El camino de la resurrección siempre pasa por el camino de la cruz y la Transfiguración nos descubre su verdadero sentido. La voz venida del cielo ordena a los discípulos que se fíen de la palabra de Jesús: “Éste es mi Hijo… escúchenlo”. Así, confiados en la Palabra, encontrarán la fuerza para bajar del monte y recorrer con el maestro el camino de la cruz. También para nosotros está dirigido el mensaje de Jesús: no puede ser verdadero discípulo quien se aísla de los hermanos, quien se instala cómodamente en la vida y tranquiliza su conciencia con visiones espiritualistas. Alejarse del compromiso con los hermanos y evadir el servicio a los más necesitados no es experiencia verdaderamente cristiana. La única forma de escuchar a Jesús es siguiendo su mismo camino: caminar y aprender con Jesús; caminar y ver con Jesús; caminar y descubrir el rostro de Jesús en los hermanos. Pedro, que ha descubierto la gloria y se ha extasiado en la contemplación, tiene ahora más razones para seguir a Jesús pero no para quedarse adormilado.

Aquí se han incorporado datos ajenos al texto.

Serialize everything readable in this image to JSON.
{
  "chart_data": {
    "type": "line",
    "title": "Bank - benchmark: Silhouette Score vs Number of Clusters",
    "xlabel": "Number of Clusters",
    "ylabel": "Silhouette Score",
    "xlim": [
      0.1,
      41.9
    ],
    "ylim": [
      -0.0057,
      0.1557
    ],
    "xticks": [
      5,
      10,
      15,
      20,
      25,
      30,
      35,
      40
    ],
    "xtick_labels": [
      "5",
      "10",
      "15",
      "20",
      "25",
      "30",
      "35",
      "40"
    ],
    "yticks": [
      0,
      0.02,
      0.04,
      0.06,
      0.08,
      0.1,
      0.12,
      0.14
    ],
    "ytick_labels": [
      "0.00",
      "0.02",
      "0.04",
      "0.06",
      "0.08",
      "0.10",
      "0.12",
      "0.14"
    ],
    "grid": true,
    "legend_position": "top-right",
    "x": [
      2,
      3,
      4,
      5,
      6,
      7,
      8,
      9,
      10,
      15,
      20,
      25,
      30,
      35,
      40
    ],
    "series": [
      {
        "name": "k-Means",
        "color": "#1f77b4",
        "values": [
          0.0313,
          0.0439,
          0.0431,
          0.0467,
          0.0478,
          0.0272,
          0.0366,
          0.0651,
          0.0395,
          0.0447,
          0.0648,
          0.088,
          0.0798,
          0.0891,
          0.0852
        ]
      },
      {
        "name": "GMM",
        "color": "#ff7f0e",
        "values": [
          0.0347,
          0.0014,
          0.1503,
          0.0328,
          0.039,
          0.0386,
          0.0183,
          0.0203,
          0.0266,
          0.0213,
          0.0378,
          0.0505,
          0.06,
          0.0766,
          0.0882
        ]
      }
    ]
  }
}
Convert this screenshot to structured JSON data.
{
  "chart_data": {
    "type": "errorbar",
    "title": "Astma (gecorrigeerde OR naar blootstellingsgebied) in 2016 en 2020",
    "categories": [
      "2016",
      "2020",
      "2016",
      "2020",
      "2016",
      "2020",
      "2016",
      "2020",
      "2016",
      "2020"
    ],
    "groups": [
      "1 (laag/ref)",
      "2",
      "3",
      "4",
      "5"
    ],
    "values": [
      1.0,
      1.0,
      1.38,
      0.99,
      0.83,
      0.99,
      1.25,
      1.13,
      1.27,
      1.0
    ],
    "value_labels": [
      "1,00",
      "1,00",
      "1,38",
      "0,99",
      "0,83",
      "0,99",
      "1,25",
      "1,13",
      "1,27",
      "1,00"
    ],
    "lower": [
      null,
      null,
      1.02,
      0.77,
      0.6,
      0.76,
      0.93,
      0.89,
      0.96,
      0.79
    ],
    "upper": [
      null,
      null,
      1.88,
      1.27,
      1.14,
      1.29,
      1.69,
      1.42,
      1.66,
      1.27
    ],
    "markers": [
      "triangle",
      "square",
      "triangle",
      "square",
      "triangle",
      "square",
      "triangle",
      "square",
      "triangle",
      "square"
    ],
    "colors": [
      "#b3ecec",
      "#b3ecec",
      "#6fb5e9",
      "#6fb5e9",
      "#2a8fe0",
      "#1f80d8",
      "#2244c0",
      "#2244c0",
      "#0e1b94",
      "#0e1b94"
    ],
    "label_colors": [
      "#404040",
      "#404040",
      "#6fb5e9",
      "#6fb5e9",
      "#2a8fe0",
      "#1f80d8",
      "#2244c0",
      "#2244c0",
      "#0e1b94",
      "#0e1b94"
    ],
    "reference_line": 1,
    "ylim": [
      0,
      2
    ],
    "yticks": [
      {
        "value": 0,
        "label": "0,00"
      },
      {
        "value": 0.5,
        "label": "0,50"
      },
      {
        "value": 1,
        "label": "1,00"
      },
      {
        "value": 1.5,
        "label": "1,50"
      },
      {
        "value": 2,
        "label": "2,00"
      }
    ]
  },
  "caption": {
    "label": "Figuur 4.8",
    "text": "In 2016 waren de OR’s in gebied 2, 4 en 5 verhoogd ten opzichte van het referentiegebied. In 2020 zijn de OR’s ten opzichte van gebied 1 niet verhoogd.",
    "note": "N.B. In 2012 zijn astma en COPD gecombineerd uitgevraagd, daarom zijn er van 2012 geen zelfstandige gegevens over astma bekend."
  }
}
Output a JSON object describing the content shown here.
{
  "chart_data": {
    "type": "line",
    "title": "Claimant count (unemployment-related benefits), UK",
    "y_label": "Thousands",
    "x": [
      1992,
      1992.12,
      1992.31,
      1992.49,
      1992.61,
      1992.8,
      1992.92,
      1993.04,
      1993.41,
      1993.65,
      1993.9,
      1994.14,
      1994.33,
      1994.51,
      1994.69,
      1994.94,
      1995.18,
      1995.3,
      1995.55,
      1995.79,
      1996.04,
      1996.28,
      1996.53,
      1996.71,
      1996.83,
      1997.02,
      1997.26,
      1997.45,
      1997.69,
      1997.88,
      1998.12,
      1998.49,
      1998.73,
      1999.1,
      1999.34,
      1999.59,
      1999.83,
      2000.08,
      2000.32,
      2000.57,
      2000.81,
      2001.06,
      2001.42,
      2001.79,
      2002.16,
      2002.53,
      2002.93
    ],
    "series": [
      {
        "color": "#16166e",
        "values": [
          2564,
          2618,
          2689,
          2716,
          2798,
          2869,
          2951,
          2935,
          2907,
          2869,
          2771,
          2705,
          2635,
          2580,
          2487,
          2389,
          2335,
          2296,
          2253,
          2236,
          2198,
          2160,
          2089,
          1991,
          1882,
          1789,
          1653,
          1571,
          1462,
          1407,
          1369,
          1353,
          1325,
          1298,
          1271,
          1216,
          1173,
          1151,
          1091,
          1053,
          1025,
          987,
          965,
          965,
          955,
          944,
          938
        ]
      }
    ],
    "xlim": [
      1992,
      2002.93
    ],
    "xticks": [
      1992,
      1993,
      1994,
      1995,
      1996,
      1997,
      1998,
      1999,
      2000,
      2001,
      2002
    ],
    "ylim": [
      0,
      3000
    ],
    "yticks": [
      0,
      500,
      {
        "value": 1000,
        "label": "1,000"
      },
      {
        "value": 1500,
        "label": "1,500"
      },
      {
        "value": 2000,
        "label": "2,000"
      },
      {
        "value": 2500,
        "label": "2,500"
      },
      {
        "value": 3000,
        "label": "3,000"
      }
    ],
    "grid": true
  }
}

Subamos a la montaña con Jesús, contemplemos la transformación y belleza de su rostro, escuchemos la voz del Padre y después levantémonos dispuestos a cargar la cruz con Jesús. Nos pone el ideal para que no nos perdamos en el camino, nos enseña el rostro resplandeciente de Jesús, pero después nos invita a que lo acompañemos en la marcha de cada día, en el trabajo con los hermanos, en la carga cotidiana de la cruz.
Señor, Padre Santo, que nos mandas escuchar a tu amado Hijo, despiértanos de nuestras indiferencias y purifica nuestros ojos para que al contemplar a Cristo glorioso nos comprometamos a descubrir su rostro en cada uno de nuestros hermanos. Amén.